I've just updated PropertySuggester_update with the latest instructions.

None of this is well polished, but given that we will replace this (soon?), investing further effort is probably not worth it.

Task breakdown notes: We need to follow the steps under PropertySuggester update § Each update (the latest data is from 20230102). Most of the steps need production shell access.

wbs_propertypairs updated (commit):

luwe@C380 ~/git/wbs_propertypairs (master|u=) $ mkdir 20230102 && time curl -sL https://analytics.wikimedia.org/published/datasets/wmde-analytics-engineering/Wikidata/wbs_propertypairs/20230102/analyzed-out.gz | gzip -d | python ../wbs_propertypairs-refine/refine.py /dev/stdin /dev/stdout | gzip > 20230102/wbs_propertypairs.csv.gz

real    1m39,099s
user    0m15,550s
sys     0m0,731s
luwe@C380 ~/git/wbs_propertypairs (master|u=) $ git add 20230102/wbs_propertypairs.csv.gz && git commit -m 'Add propertypairs from the 20230102 dump' -m 'Bug: T325942'
[master 13b4e8e572] Add propertypairs from the 20230102 dump
 1 file changed, 0 insertions(+), 0 deletions(-)
 create mode 100644 20230102/wbs_propertypairs.csv.gz

Pulled to mwmaint:

lucaswerkmeister-wmde@mwmaint1002:~$ time https_proxy=http://webproxy.eqiad.wmnet:8080 curl -sL https://github.com/wmde/wbs_propertypairs/raw/master/20230102/wbs_propertypairs.csv.gz | gzip -d > wbs_propertypairs.csv

real	0m1.284s
user	0m0.850s
sys	0m0.107s
lucaswerkmeister-wmde@mwmaint1002:~$ wc -l wbs_propertypairs.csv
3813497 wbs_propertypairs.csv

Edit: For reference, the table currently has some 3.3M rows, so 3.8M rows in the new file seems like reasonable growth for a one-year time period IMHO.

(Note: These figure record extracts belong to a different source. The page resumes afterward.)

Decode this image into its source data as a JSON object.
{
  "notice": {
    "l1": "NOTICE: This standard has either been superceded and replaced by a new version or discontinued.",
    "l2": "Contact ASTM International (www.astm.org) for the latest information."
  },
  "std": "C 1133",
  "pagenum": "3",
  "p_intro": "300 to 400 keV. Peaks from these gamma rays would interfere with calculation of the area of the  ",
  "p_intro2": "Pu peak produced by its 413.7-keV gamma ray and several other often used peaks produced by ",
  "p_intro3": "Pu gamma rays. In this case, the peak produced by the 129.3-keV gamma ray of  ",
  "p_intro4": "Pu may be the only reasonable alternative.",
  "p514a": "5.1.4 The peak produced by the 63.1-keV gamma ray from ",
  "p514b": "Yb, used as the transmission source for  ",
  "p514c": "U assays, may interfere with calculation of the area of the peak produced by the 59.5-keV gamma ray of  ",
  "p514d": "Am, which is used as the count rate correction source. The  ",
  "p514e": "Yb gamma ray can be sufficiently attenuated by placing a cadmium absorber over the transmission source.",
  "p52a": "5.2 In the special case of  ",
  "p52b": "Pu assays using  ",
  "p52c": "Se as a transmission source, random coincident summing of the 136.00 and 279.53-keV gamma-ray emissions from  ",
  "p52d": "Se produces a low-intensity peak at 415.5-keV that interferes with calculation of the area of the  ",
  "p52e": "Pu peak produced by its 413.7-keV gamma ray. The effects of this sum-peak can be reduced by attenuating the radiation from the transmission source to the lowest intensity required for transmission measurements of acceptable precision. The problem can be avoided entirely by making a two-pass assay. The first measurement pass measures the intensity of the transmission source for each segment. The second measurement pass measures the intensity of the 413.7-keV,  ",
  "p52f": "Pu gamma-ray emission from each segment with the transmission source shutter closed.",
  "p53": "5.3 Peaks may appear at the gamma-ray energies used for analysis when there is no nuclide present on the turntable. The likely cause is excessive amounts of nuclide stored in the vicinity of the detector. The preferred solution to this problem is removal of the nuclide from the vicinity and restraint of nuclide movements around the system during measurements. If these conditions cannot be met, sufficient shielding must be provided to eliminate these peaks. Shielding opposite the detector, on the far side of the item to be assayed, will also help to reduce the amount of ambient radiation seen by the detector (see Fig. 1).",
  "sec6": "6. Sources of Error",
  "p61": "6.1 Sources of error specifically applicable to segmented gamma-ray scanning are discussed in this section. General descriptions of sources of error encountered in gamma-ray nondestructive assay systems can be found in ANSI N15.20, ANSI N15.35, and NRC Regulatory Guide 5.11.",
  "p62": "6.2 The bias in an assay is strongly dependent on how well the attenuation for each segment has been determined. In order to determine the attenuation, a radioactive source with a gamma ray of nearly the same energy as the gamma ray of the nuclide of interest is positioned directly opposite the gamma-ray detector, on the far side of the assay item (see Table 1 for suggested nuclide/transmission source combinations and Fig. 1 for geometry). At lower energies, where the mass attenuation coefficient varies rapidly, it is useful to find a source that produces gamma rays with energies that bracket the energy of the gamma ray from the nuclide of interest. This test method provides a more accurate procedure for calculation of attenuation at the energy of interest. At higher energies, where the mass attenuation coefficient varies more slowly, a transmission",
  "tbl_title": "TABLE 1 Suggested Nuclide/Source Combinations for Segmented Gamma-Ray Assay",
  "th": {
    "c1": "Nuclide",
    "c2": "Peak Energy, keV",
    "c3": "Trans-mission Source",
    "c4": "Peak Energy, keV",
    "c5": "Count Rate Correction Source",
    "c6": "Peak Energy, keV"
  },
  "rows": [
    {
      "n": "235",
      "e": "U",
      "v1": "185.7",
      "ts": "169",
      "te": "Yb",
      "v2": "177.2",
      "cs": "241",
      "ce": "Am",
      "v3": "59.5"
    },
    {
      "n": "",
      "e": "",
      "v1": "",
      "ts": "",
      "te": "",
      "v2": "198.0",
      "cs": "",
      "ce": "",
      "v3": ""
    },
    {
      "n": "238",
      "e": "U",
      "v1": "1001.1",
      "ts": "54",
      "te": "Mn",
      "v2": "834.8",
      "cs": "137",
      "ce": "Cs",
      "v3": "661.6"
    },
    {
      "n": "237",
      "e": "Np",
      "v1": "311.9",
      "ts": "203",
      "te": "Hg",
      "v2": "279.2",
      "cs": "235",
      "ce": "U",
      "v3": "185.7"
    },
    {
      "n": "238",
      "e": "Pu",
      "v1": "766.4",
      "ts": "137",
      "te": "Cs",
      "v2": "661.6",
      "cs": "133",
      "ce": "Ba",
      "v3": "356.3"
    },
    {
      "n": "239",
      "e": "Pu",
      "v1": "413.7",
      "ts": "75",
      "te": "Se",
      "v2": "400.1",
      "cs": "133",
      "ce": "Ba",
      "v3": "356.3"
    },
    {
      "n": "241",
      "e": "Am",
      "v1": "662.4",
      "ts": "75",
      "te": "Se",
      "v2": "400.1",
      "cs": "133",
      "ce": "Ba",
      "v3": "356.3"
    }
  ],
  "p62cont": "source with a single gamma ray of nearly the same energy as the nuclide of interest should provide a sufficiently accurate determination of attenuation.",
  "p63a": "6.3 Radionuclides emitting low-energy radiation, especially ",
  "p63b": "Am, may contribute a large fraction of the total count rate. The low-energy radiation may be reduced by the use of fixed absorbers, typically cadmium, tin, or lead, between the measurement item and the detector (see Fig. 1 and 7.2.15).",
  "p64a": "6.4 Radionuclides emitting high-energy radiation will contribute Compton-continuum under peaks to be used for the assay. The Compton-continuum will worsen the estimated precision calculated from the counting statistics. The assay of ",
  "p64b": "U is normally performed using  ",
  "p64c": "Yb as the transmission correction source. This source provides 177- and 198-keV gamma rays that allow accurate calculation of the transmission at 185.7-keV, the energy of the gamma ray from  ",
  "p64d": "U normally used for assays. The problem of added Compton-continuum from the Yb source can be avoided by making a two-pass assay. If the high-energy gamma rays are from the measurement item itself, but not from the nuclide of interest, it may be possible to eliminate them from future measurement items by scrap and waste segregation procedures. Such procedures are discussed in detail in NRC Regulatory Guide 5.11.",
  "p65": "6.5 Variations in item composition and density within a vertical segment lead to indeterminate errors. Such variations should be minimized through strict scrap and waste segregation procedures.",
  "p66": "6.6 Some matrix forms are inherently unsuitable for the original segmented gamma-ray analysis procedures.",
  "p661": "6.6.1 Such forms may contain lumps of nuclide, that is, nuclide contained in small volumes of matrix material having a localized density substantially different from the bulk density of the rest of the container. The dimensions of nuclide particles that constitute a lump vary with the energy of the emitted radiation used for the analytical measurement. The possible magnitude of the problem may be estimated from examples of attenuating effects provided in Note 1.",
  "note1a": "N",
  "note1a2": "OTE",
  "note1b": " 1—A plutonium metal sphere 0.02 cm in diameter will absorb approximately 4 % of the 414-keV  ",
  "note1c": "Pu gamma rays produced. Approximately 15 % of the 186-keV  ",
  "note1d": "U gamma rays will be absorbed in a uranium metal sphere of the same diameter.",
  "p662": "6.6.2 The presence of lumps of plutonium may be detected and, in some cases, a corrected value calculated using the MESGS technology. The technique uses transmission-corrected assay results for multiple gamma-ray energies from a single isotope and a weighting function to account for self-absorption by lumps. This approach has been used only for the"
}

lucaswerkmeister-wmde@stat1007:~$ sudo -u analytics-wmde analytics-mysql wikidatawiki
MariaDB [wikidatawiki]> SELECT COUNT(*) FROM wbs_propertypairs\G
*************************** 1. row ***************************
COUNT(*): 3300899
1 row in set (0.787 sec)

Mentioned in SAL (#wikimedia-operations) [2023-01-25T11:34:45Z] <Lucas_WMDE> Updated the Wikidata property suggester with data from 20230102's JSON dump (T325942)

lucaswerkmeister-wmde@mwmaint1002:~$ time mwscript extensions/PropertySuggester/maintenance/UpdateTable.php --wiki wikidatawiki --file wbs_propertypairs.csv # T325942

*******************************************************************************
NOTE: Do not run maintenance scripts directly, use maintenance/run.php instead!
      Running scripts directly has been deprecated in MediaWiki 1.40.
      It may not work for some (or any) scripts in the future.
*******************************************************************************

Removing old entries
Deleting a batch
Deleting a batch

Deleting a batch
loading new entries from file
10000 rows inserted
20000 rows inserted

3800000 rows inserted
3810000 rows inserted
3813496 rows inserted
... Done loading

real	7m55.581s
user	0m40.128s
sys	0m2.425s
Arian_Bozorg subscribed.

Excellent! Thank you Lucas :)

Hi @Multichill, just wanted to see what you were referring to in the link?